CIREBON - Pengurus Besar Nadhlatul Ulama (PBNU) menilai rekonsiliasi secara alamiah jauh lebih baik dilakukan berbagai pihak yang terlibat peristiwa 1965, karena itu keputusan Pengadilan Rakyat Internasional (International People's Tribunal/IPT) di Den Haag tidak perlu disikapi berbagai pihak dengan mengungkap kebenaran.

"Justru kalau kemudian ada upaya mengungkap kebenaran akan terjadi klaim maka bisa mengoyak rasa kedamaian, ketentraman, Kalau kemudian rasa kedamaian itu terkoyak maka tentu saja rasa keadilan masyarakat juga bisa terkoyak," kata Ketua Bidang Hukum PBNU Robikin Emhas, Minggu (23/7/2016), di sela mengikuti Rapat Pleno PBNU, Pesantren Kempek, Cirebon.

Ia menyatakan, sebenarnya rekonsiliasi secara alamiah telah berjalan dengan baik.

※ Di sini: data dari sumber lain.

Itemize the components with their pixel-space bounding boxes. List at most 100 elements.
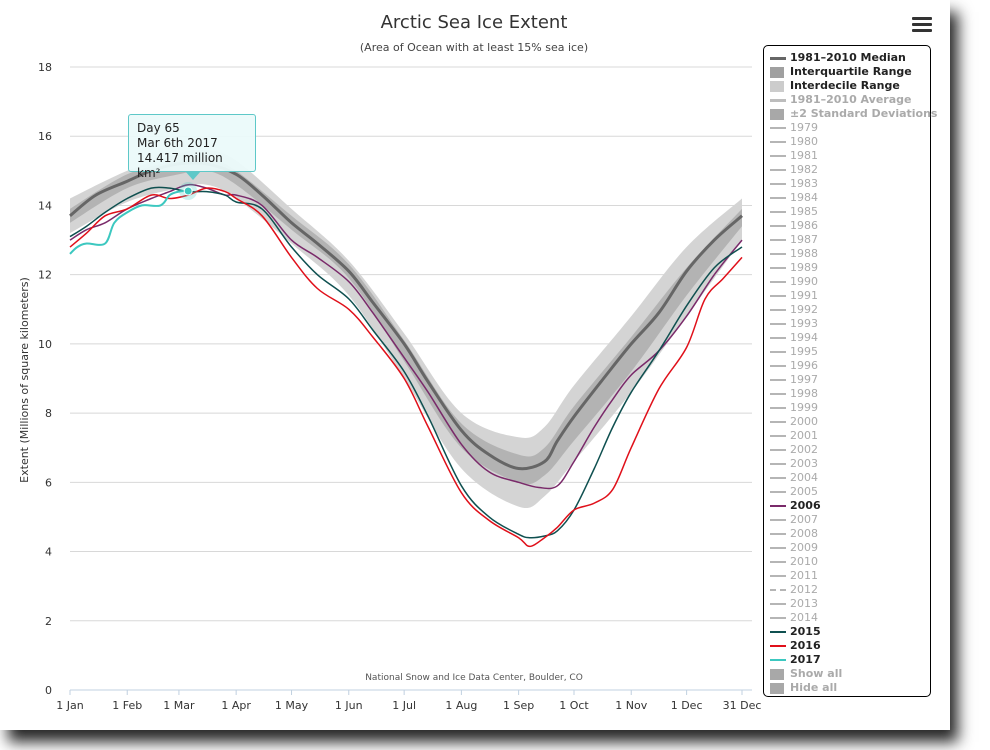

Karenanya, sebagaimana dalam kaidah islam kedudukan tertinggi dalam hubungan manusia ketika terjadi peristiwa tertentu maka bukan hanya memafkan tapi juga sekaligus harus dilupakan.

"Kalau kemudian orang tidak melupakan peristiwa yang dialami saya kira sulit sekali orang bisa mengikhlaskan apa yang terjadi, maka tidak tercapailah subtansi dari maaf-memaafkan itu, jadi selesai sampai disitu," terangnya.

Apalagi menyangkut putusan IPT, sambungnya, PBNU tidak melihat hal itu serius. Sebab IPT bukan pengadilan resmi yang didirikan berbagai negara, tapi merupakan pengadilan partikelir.

"Karena bersifat partikelir itu putusannya tidak memiliki kekuatan mengikat kepada negara dan pihak lain. Sehingga Indonesia juga tidak terikat pula, tidak ada konsewensi hukum apa-apa terkait putusan itu," pungkasnya. (rls)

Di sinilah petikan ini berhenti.